Entre 2022 et 2023, la baisse de revenus varie entre -12% et -22%. Contrairement aux secteurs de la vente au détail et de l’industrie alimentaire qui ont bénéficié de l‘inflation alimentaire, les agriculteurs n’ont pas profité de cette hausse. C’est ce que révèle un récent rapport de l’assureur-crédit Allianz Trade.

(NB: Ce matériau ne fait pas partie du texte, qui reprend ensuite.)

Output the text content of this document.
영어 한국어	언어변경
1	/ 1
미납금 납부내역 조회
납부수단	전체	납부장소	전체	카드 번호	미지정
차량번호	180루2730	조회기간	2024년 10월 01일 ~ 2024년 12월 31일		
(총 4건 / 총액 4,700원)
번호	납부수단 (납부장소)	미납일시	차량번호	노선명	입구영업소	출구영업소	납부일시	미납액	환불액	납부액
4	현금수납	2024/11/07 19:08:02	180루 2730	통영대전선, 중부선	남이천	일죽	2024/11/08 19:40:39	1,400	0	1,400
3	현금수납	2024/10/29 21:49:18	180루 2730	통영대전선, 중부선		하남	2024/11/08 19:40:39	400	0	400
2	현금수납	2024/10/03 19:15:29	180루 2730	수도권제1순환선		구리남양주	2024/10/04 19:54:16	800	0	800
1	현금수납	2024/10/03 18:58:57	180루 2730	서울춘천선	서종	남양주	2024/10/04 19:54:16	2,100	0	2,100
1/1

Selon Allianz Trade, depuis le quatrième trimestre 2021, les prix à la production et les prix au détail des produits alimentaires ont augmenté plus rapidement que ceux des produits agricoles. Johan Geeroms, Directeur du Risk Underwriting Benelux chez Allianz Trade, souligne le faible pouvoir de fixation des prix dans le secteur agricole. « Le pouvoir de négociation des agriculteurs est insuffisant. Dans le même temps, ils font face à une réglementation croissante et à une augmentation des coûts liés à l’énergie, aux engrais, au transport, à la biodiversité, à la qualité de l’eau, au climat et à la main-d’œuvre agricole. »

L’étude d’Allianz Trade sur les inégalités de revenus s’est concentrée sur les quatre plus grands pays de l’UE, à savoir l’Allemagne, la France, l’Espagne et l’Italie, en prenant en compte le revenu moyen par pays. Des disparités existent au sein du secteur agricole.

Manifestation agriculteurs Bruxelles
© Belga

« Le secteur est devenu très capitalistique”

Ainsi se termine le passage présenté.